THIRD, lets look a little closer at the department’s good news that staffing had been reduced. The report said there are 1,400 unfilled positions and that together six agencies saved $6 million by surrendering 166 of those unfilled positions.

  1. This means, of the claimed 1,400 unfilled positions, the state agencies were only confident enough of a permanent reduction to supposedly surrender only 166 of those positions. That is only 11% of the unfilled positions.  To us, it looks like the agencies are stockpiling positions for future growth.
  2. Legislative Audit pointed out that some of the 166 positions claimed to have been surrendered are actually still in the agencies’ budgets.
  3. Leaving a state position vacant does not mean there is no cost. State law requires state agencies to pay into the state employee health insurance program for each position BUDGETED not just filled positions.[ii]  So, essentially agencies are spending money just to keep the positions in their budgets.
  4. Legislative Audit noted salary expenses have not gone down as much as you would expect with 1,400 unfilled positions because there have been salary increases. For starters, remember the reorganization act of 2019 created another layer of bureaucracy.
  5. We also wonder what kind of positions make up the unfilled positions and the surrendered positions. What percentage of those positions are of such a low grade they are no longer attractive to job seekers?  If they are low paying positions, are the agencies hanging on to so many unfilled positions because in future budget requests they want to upgrade some to higher level positions, while surrendering a few positions to make it look like they are reducing their workforce.

Okay, we think you get the point.  There are lots of variables … and then the department also created some variables out of thin air.

The department’s report tries to put the reorganization in the best light, but when you look at expenditures the reorganization does not live up to the hype.

Governor Hutchinson’s executive branch agencies may be masters at government double-talk but thankfully Legislative Audit, from the legislative branch, is able to cut through the gobbledy gook when given the opportunity.

When the reorganization plan was unveiled in early 2019, Conduit News said the plan did not necessarily mean a reduction in state government.  While there seems to be some temporary savings (far less than claimed), what the future holds is unclear.
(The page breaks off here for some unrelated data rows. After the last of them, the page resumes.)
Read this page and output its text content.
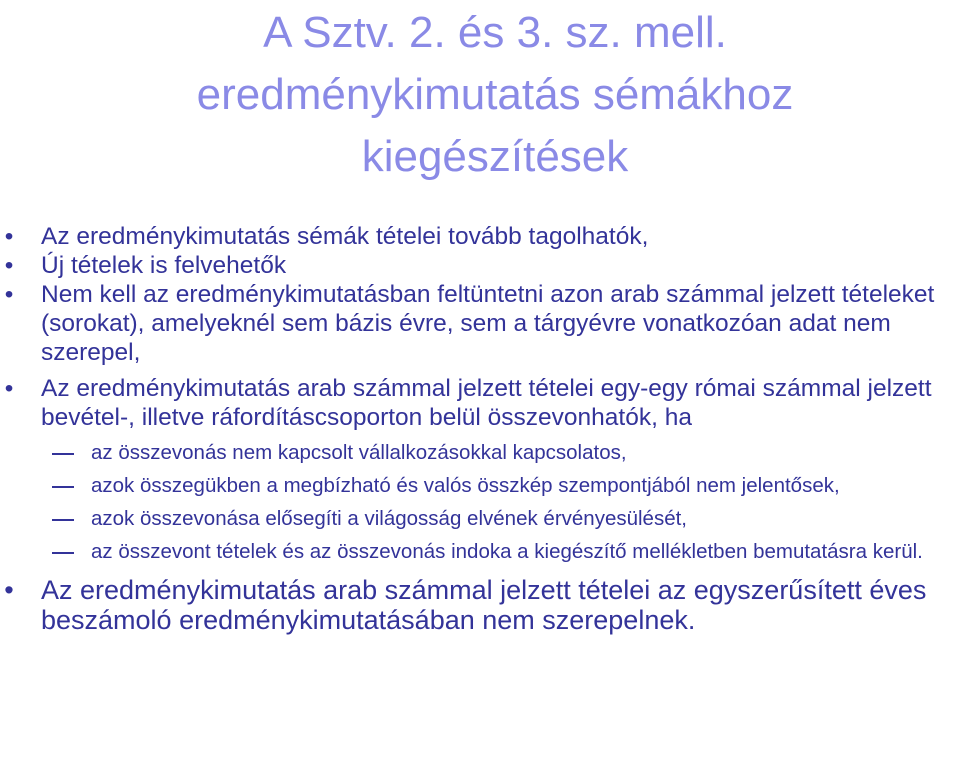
A Sztv. 2. és 3. sz. mell.
eredménykimutatás sémákhoz
kiegészítések
• Az eredménykimutatás sémák tételei tovább tagolhatók,
• Új tételek is felvehetők
• Nem kell az eredménykimutatásban feltüntetni azon arab számmal jelzett tételeket (sorokat), amelyeknél sem bázis évre, sem a tárgyévre vonatkozóan adat nem szerepel,
• Az eredménykimutatás arab számmal jelzett tételei egy-egy római számmal jelzett bevétel-, illetve ráfordításcsoporton belül összevonhatók, ha
az összevonás nem kapcsolt vállalkozásokkal kapcsolatos,
azok összegükben a megbízható és valós összkép szempontjából nem jelentősek,
azok összevonása elősegíti a világosság elvének érvényesülését,
az összevont tételek és az összevonás indoka a kiegészítő mellékletben bemutatásra kerül.
• Az eredménykimutatás arab számmal jelzett tételei az egyszerűsített éves beszámoló eredménykimutatásában nem szerepelnek.
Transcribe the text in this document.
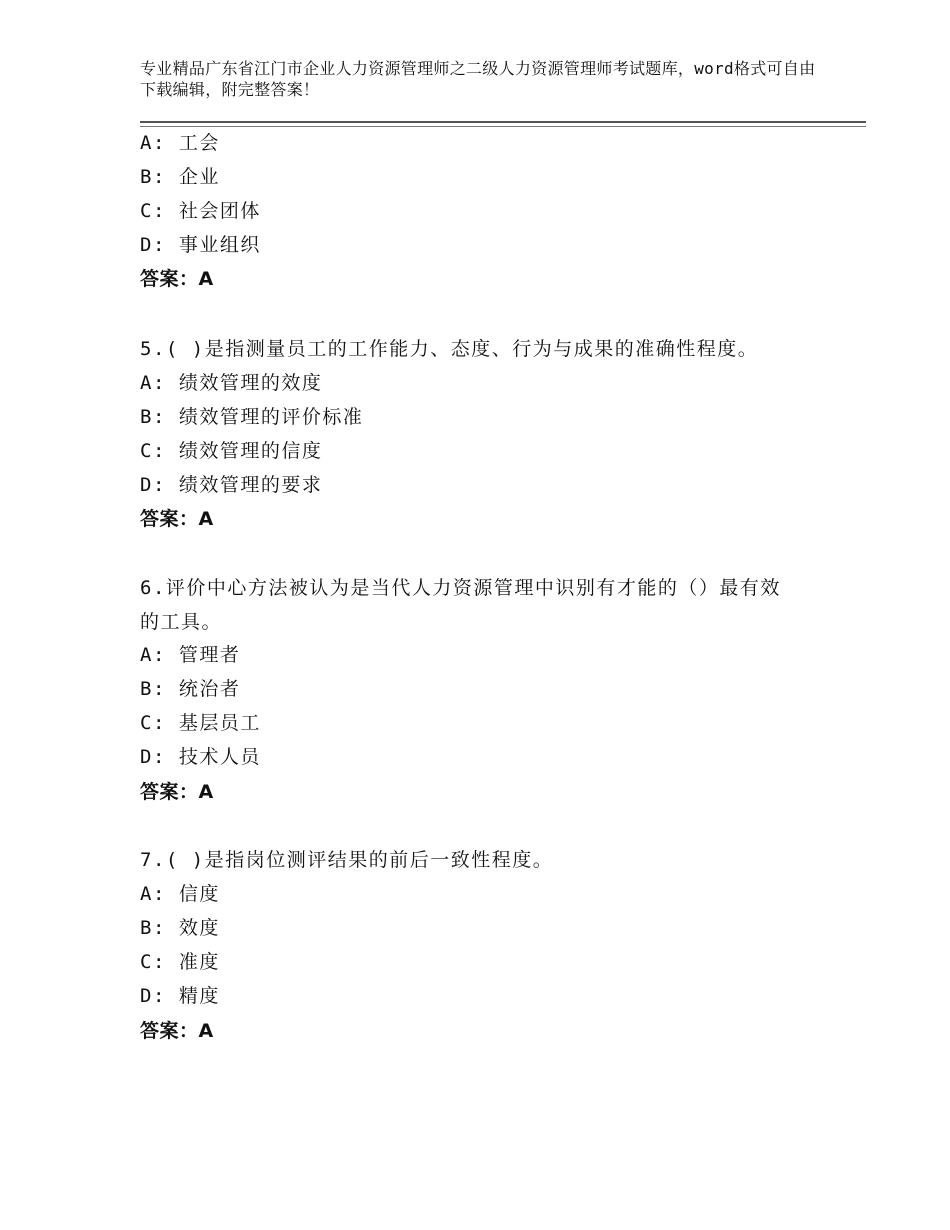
专业精品广东省江门市企业人力资源管理师之二级人力资源管理师考试题库，word格式可自由下载编辑，附完整答案！
A: 工会
B: 企业
C: 社会团体
D: 事业组织
答案：A
5.( )是指测量员工的工作能力、态度、行为与成果的准确性程度。
A: 绩效管理的效度
B: 绩效管理的评价标准
C: 绩效管理的信度
D: 绩效管理的要求
答案：A
6.评价中心方法被认为是当代人力资源管理中识别有才能的（）最有效的工具。
A: 管理者
B: 统治者
C: 基层员工
D: 技术人员
答案：A
7.( )是指岗位测评结果的前后一致性程度。
A: 信度
B: 效度
C: 准度
D: 精度
答案：A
We say “temporary” because agencies appear to be stockpiling positions and resources for future growth.

Yes, Conduit News was right about the reorganization being more of a management tool than a tool to limit government.


[i] Department of Transformation and Shared Services, Democrat Gazette, 2/20/2021

[ii] 21-5-414. State contributions generally — Partial state contribution of employees’ premiums.

(a) The Department of Transformation and Shared Services shall seek the advice of the Legislative Council and the House Committee on Insurance and Commerce and the Senate Committee on Insurance and Commerce before additional state contributions can be made to the State and Public School Life and Health Insurance Program on behalf of state employees.

(b) Participating entities shall make a monthly contribution equal to the number of budgeted state employee positions multiplied by the monthly contribution authorized by the Chief Fiscal Officer of the State, not to exceed four hundred fifty dollars ($450) monthly for each state employee budgeted position into a fund designated for state employee health benefits to partially defray the cost of life and health benefits for state employees and retirees participating in the program.